Updated July 10, 2026 — 1:11pm,first published 12:55pm
Veteran broadcaster, bon vivant and sometime senator Derryn Hinch has died, aged 82, after a long battle with a series of infections arising from a bad fall last year.
Melbourne radio station 3AW confirmed the news on Friday afternoon, saying on air that Hinch had “died at home in his own bed as he wanted”.
In an interview with A Current Affair in November, Hinch claimed he had had 30 falls in the preceding 12 months, one of which left him lying on the floor of his St Kilda Road apartment for 12 hours before help arrived.
He suffered two broken ribs in that incident in September, and the after-effects lingered for the rest of his life, sending him back to the nearby Alfred Hospital for multiple extended stays.
In his frequent posts on Facebook, Hinch kept his friends and followers apprised of his health (declining) and his diet (tending to the mushy) while maintaining as much of an upbeat attitude as a man who had endured cancer treatment, heart surgery, an infected leg, and a liver transplant could muster.
Hinch’s final Facebook post came just hours before his death. It was a photograph of his brother, captioned with: “A casual pic of my brother Des who is usually very earnest.”
As news of Hinch’s death broke on Friday afternoon, the post attracted a stream of comments lauding him as a “fighter” and “inspirational”.
“That’s life” was his famous sign-off during decades on television and radio. And death, in his view, was an unavoidable part of it.
“This would be a great place to cark it,” he said of his balcony overlooking the grounds of Melbourne Grammar. “Sitting in that chair, staring at the clouds. Goodnight nurse, goodbye world.”
Scathing though he was of politicians, Hinch considered being a senator one of the greatest achievements of his long, storied and frequently controversial career. And no longer being a senator, after he failed to be re-elected at the 2016 poll having served a single half term of three years, was one of his greatest disappointments.
“Being voted out was one of the most terrible days of my life,” Hinch told ACA’s Martin King last year.
For a while, Hinch was perhaps better known via caricature than for his actual career, thanks to Steve Vizard’s parody of him on Fast Forward, where the eyebrow-jerking, fast-talking, squawking, twitching Hunch, as he was known, did his best to incite outrage with every monologue.

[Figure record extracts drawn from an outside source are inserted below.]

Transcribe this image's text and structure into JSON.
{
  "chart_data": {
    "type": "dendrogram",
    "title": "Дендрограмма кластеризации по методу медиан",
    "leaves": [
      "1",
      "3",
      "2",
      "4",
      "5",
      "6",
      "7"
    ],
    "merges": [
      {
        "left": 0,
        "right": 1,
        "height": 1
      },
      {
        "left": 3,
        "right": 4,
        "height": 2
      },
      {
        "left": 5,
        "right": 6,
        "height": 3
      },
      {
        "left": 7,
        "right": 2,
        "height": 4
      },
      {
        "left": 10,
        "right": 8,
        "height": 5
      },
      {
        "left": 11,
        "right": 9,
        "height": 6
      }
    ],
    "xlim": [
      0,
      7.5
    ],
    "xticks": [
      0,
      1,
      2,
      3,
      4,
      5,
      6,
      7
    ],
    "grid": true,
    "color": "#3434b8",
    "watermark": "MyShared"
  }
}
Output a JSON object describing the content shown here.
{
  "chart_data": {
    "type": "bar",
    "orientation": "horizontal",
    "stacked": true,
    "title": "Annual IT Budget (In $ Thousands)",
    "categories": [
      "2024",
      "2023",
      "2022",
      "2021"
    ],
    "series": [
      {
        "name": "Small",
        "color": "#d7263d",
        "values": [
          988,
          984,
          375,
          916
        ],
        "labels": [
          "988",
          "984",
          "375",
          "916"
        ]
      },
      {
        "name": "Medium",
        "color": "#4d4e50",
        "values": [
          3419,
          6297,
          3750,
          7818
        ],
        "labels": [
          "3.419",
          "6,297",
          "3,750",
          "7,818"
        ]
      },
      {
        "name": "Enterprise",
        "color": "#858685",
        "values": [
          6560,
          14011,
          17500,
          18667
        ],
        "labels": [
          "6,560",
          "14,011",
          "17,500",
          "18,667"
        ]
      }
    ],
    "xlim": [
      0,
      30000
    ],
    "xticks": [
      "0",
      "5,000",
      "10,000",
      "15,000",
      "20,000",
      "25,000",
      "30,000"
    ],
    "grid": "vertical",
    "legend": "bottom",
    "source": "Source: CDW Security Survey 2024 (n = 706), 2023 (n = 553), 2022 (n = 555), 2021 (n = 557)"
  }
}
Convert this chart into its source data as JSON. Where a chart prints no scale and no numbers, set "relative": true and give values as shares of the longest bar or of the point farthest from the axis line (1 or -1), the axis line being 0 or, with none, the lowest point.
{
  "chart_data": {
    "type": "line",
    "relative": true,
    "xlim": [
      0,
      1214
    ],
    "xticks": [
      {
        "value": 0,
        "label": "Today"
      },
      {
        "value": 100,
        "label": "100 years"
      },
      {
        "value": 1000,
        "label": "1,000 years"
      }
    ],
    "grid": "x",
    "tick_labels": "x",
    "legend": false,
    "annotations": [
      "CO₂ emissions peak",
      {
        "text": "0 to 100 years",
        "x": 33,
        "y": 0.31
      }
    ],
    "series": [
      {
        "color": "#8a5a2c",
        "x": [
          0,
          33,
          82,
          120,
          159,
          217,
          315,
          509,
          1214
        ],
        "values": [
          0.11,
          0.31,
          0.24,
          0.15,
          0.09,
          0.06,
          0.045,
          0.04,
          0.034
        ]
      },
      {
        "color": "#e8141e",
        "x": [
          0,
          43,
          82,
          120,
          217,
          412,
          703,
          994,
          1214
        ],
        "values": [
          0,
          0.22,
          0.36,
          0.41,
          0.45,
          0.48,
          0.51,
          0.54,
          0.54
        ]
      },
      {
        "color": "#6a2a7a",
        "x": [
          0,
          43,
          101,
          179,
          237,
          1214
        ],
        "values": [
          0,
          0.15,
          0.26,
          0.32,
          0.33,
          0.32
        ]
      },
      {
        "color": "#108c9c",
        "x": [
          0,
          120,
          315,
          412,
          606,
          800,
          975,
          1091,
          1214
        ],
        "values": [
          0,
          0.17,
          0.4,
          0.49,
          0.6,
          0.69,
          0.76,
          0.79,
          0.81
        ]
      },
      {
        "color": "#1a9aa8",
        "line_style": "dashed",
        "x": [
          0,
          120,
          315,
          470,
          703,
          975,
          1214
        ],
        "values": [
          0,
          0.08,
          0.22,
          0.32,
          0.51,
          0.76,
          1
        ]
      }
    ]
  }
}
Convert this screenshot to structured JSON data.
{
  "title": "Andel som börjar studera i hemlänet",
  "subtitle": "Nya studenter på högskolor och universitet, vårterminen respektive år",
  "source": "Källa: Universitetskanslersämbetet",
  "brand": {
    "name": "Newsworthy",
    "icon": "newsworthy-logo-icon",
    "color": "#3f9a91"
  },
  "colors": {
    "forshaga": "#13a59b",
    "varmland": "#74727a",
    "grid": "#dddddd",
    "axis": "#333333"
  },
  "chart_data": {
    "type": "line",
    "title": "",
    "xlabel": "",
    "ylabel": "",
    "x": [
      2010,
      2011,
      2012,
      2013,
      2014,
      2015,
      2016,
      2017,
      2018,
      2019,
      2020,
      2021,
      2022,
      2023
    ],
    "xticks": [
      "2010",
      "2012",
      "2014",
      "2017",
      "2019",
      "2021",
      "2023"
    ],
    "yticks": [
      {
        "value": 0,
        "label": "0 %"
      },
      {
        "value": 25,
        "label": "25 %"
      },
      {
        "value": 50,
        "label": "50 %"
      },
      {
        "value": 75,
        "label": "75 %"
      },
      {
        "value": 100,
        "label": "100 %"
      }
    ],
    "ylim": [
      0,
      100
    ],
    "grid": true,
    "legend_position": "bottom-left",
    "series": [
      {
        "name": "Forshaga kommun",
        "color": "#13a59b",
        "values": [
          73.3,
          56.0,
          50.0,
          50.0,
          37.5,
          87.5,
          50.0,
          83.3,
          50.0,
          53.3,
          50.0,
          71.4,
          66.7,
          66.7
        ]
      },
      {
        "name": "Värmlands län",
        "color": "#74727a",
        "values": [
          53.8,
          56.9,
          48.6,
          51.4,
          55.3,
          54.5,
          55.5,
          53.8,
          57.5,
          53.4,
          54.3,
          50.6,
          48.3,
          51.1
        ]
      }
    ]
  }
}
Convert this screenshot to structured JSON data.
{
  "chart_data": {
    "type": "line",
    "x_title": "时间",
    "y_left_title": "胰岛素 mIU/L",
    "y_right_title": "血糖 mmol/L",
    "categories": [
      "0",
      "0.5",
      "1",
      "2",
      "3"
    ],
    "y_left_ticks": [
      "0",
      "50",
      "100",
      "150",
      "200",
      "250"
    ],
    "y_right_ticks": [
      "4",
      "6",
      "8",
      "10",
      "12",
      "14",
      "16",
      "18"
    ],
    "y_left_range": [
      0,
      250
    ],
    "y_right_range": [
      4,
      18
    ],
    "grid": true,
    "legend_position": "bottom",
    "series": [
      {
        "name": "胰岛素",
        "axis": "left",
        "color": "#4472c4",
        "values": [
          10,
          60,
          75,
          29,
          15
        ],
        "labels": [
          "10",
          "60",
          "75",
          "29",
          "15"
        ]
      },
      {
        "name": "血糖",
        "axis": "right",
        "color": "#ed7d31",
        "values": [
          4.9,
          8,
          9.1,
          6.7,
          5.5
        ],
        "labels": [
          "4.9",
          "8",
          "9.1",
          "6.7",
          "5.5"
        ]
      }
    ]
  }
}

Nonetheless, the real man’s career was long and noteworthy.
Born in New Plymouth, New Zealand in 1944, Hinch began in journalism at The Taranaki Herald in his hometown aged just 15.
Three years later, he moved to Sydney, joining The Sun, the afternoon tabloid sibling of The Sydney Morning Herald. It was the start of a long stint with the Fairfax group that took him to New York for 11 years, where he ended up as bureau chief, before returning to Sydney in 1976 to edit The Sun.
It was on radio, though, where Hinch really found his voice, literally and figuratively, moving to Melbourne to host the morning show on 3XY in 1978 before jumping to rival 3AW the following year.
After eight years as one of the talk station’s major draws, he moved to television in 1987, where “the mouth from the south” as he was known to northern viewers (and “the beast from the east” to those in WA) met with mixed success. The short-lived panel show Beauty and the Beast was followed by the humbly named Hinch (first on Seven, later on Ten), and a short spell as host of Nine’s The Midday Show.
Hinch was never short of an opinion, and even less often short of the energy required to express it, in print, on screen, on air – in whatever format was available to him. He published more than 20 books (many of them memoirs), was podcasting until 2022, and was still penning the occasional article until late last year.
Though he was frequently depicted as a shock jock, Hinch’s views weren’t easily characterised as overtly, or only, right wing. He supported Indigenous rights, though voted no in the referendum; he advocated for animal rights, though ate meat; he was a tireless campaigner for harsher prison sentences for paedophiles and men found guilty of violent crimes against women; he backed a hard-line law-and-order approach, but the two members of his Justice Party who served in the Victorian Parliament from 2018 to 2022 voted with the Andrews government more often than not.
He was, in short, a complex, sometimes contradictory, often curmudgeonly presence in public discourse, and he will be missed. That’s life.